President Barack Obama’s sixth State of the Union address, which he will deliver on Tuesday, will focus on cybersecurity, according to a speech he gave last Monday at the Federal Trade Commission. Protecting our government and corporations from foreign threats will not be Obama’s only focus—he’s also pushing for a bill that would protect internet consumers. But online privacy advocates are far from optimistic. They say Obama’s new consumer privacy bill will need to be very strong and specific to fill all the existing holes in consumer privacy law. Even then, they warn, the bill is likely doomed, because tech-industry lobbyists will spend millions to block it.
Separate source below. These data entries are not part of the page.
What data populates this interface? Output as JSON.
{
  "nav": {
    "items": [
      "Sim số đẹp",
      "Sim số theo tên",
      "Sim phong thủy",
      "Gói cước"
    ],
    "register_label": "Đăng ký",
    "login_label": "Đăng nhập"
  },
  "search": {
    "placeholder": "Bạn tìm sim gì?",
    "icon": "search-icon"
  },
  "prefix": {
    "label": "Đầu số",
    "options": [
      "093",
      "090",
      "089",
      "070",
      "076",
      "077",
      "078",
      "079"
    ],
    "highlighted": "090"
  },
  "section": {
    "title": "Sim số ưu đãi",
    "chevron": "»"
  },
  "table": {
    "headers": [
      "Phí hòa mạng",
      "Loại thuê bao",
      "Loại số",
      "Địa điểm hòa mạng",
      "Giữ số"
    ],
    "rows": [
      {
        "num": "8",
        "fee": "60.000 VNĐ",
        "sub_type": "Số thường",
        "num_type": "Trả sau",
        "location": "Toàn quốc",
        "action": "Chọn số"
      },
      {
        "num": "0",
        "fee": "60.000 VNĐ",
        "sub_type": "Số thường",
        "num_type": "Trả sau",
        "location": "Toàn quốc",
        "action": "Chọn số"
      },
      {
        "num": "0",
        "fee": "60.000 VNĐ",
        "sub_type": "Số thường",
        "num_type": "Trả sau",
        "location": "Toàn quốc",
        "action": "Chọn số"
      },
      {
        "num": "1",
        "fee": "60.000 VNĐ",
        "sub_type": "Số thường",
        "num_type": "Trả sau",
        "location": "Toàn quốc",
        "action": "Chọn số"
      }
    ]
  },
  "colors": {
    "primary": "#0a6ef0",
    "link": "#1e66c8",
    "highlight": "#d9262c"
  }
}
Right now, there are now very few restrictions on what data companies are allowed to scoop up from our digital apps and how they are allowed to use it. Companies routinely gather information and use it in ways consumers’ didn’t know about, much less sanction. Last year, Facebook manipulated what its users viewed on their news feeds to see how it would affect their moods and behaviors. One could be enrolled in a biometric database or plugged into a marketing research database without ever giving consent. Stalking is illegal, but invisible and undetectable location apps technically aren’t, so geo-location services can make it much easier for stalkers to follow their prey everywhere. (According to a survey conducted by the National Network to End Domestic Violence, almost three-fourths of domestic-violence services aided victims who were tracked by these stalking apps or GPS devices.) According to Evidon, an online marketing analytics service, an app called My Pregnancy Today shared data with 19 different third parties, including Google, Facebook, Twitter, BabyCenter, AdMob, Dynamic Logic, and various other obscurely named companies. An app that tracks when women menstruate did the same. Weight Watchers International sends your diet plans directly to Kraft Foods.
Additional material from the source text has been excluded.